# Schedule???



## A.Hudson (Jul 11, 2009)

Just a curious question does anyone have a schedule that they stick to in spending time with GOD in prayer and in diligent study of His Word daily??? Or do u do it whenever time permits itself daily??? Personally I think having a set timing works wonders..but def don't want it to turn into a work or something u just check off on a to do list...


----------



## AThornquist (Jul 11, 2009)

Well brother because of my schedule it is impossible to have a set Bible reading schedule, at least for the main bulk of it. I basically have three main times of Scripture reading each day though I often do more.

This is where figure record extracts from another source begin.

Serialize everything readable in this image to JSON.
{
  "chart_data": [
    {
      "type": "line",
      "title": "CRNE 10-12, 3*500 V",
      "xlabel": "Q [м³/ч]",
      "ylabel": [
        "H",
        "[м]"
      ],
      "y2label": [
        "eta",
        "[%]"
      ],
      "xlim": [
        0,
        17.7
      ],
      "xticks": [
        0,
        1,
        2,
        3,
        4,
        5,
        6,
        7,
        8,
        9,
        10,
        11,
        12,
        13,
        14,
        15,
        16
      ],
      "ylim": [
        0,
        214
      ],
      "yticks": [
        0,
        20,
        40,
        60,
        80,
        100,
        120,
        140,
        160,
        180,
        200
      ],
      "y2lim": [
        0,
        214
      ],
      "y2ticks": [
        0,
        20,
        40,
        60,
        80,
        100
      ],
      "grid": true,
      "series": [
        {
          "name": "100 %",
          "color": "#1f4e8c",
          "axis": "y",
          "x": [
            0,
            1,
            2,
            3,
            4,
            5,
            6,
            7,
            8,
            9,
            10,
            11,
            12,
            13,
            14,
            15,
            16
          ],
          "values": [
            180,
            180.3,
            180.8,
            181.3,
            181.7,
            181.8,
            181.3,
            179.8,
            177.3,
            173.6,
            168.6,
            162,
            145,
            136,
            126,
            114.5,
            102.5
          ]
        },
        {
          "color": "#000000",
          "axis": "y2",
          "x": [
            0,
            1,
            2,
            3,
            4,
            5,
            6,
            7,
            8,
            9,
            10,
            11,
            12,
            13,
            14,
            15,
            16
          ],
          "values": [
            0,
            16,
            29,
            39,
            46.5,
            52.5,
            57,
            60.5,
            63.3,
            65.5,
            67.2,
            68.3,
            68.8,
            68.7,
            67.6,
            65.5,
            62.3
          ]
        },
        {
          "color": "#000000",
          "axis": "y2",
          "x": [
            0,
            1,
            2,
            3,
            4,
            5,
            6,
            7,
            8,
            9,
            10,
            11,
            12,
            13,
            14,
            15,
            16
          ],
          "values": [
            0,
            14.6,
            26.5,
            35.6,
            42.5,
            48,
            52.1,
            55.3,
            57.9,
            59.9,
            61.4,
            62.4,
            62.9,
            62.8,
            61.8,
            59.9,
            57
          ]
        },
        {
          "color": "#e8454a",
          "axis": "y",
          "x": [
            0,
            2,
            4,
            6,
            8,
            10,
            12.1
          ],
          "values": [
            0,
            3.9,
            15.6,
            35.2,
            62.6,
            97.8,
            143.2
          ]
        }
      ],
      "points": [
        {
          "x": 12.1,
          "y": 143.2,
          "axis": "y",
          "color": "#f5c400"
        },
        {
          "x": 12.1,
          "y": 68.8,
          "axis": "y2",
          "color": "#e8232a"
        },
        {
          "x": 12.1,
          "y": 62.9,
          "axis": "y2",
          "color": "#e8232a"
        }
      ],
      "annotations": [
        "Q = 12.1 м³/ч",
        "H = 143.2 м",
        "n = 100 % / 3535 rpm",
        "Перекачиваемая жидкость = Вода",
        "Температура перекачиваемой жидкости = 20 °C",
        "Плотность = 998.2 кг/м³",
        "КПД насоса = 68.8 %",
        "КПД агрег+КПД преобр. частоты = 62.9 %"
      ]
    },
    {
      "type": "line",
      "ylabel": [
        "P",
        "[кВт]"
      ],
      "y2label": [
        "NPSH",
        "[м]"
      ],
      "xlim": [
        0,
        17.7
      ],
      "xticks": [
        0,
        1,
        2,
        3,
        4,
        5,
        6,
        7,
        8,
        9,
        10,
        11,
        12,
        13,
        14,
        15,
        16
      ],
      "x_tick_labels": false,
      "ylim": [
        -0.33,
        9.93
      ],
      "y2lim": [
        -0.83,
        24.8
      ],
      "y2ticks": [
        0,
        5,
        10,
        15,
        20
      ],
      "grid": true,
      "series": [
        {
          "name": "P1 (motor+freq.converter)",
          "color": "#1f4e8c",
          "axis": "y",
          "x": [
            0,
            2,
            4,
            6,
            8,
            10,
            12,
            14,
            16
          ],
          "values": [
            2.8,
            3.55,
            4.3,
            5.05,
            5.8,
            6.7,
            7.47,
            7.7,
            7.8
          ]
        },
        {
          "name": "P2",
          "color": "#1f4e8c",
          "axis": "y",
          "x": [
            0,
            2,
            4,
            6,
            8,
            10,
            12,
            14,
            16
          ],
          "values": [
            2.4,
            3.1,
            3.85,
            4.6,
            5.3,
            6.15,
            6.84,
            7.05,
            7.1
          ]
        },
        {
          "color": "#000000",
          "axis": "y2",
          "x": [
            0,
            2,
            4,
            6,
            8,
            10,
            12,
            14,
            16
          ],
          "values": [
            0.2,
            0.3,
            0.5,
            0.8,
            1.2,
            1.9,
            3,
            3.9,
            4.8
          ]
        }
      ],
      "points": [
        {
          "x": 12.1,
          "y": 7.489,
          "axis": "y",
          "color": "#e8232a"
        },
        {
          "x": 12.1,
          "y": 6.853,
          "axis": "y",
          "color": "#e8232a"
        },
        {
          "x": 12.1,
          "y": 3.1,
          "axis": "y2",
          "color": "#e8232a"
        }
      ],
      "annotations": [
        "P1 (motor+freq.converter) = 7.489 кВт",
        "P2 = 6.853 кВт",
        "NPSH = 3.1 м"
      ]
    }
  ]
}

When I wake up I read a chapter of (right now) Proverbs and also a Psalm or two and spend a bit of time with the Lord in prayer, then I read/study larger portions of Scripture when time permits during the day (today's was before work), and then I read another Psalm before bed and spend time with the Lord in prayer. I also try to read a chapter or two of Scripture during my lunches at work and pray at that time as well. So really my only set times are when I wake up and when I go to bed. Other than that I just have to fight my flesh to not put it off when I have the opportunity to read the Word.


----------



## Wannabee (Jul 11, 2009)

I find a schedule very helpful. Lately I've noticed that my productivity is much less since I've not kept to a tight schedule, and that includes my time in the Word not directly focused on sermon prep. Flexibility is one thing. Lack of discipline is another.


----------



## Sven (Jul 11, 2009)

A set schedule is good because it requires discipline, and discipline is definitely something a Christian needs. I have a set schedule, but unfortunately, I haven't been able to keep it regularly. I think the major reason why it's so hard to stick to a schedule is because reading the Word and Prayer are means of grace and both the flesh and the devil fight against the means of grace.


----------



## D. Paul (Jul 11, 2009)

Wannabee said:


> I find a schedule very helpful. Lately I've noticed that my productivity is much less since I've not kept to a tight schedule, and that includes my time in the Word not directly focused on sermon prep. *Flexibility is one thing. Lack of discipline is another.*


----------